En cambio, fue muy significativo y de gran importancia para el futuro su concepto de la Iglesia. Lo entendió con Roma como centro, pero haciendo insistencia en el punto de partida, la sucesión apostólica, en la cual el ministerio y el sacramento tienen tal consistencia que por principio es imposible una escisión.
5. Hablando de Jerónimo, siempre hay que aludir a su trabajo bíblico. La fuente y el modelo de su quehacer científico sobre la Escritura, que él quería traducir a los latinos desde la «verdad» hebraica y griega, fue sobre todo Orígenes. Jerónimo, de hecho, renovó la Biblia latina y aclaró de raíz la confusión existente. Desde entonces leemos el texto en la forma por él elaborada, la Vulgata.

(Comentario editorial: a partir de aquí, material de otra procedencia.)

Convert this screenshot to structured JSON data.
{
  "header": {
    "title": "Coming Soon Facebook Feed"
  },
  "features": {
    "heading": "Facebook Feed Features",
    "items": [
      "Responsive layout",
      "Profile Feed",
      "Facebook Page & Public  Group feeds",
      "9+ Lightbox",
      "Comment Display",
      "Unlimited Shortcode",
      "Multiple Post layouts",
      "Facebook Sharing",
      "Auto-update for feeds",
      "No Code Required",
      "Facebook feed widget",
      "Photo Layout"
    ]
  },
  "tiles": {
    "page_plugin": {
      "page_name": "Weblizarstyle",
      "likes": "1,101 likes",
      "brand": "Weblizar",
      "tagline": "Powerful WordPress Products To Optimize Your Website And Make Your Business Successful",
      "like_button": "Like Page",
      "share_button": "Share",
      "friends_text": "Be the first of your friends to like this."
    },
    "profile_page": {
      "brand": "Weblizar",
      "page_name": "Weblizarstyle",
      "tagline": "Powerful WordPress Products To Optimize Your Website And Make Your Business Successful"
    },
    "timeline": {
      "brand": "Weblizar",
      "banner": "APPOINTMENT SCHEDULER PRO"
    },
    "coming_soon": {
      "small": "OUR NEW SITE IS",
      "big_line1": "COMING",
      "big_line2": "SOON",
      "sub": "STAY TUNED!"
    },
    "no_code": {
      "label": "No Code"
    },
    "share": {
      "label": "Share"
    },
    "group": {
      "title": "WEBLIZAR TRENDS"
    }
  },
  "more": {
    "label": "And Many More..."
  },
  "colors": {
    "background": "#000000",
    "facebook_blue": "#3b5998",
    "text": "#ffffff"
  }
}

También comentó gran parte de los libros de la Escritura. Basándose en la verdad histórica y, consiguientemente, en el sentido literal, quiso destacar su contenido espiritual. Por eso combatió después tan duramente a su venerado modelo Orígenes, por causa de su alegorismo. A Jerónimo lo único que verdaderamente le importaba era el texto correcto. Su interpretación deja bastante que desear (y no sólo por la inaudita rapidez de su trabajo, lo que por fuerza tenía que acarrear errores por inadvertencia). El hecho mismo de las traducciones implica un importante problema con respecto a la conservación pura de la revelación. Se advierte especialmente en el paso del griego a una lengua de espíritu tan radicalmente diferente como el latín. Este problema, de tanto alcance para la historia de la Iglesia, con el que ya hemos tropezado en otro contexto (§ 25,7), se puede ejemplificar en la traducción de una palabra como «metanoeite = cambiad de pensar» con «poenitentiam agite = haced penitencia» (Mt 3,2; 4,17).
Notas
[32] Es interesante la naturalidad con que Jerónimo describe las considerables dificultades que tuvo que vencer cuando decidió estudiar seriamente el hebreo.
[33] Si su crítica es exacta, la situación media de la sociedad cristiana debió de ser poco edificante.
[34] ¡Es sorprendente la intensidad con que los mismos rasgos de vida común ascética y erudita volverían a aparecer en ciertos monjes rigurosos y humanistas del siglo XVI! Cf., por ejemplo, los justinianos (véase t. 2, Reforma católica).
[35] Como simpático complemento de esto hemos de recordar su distinción entre error y errante (herejía y hereje; cf. § 15,11).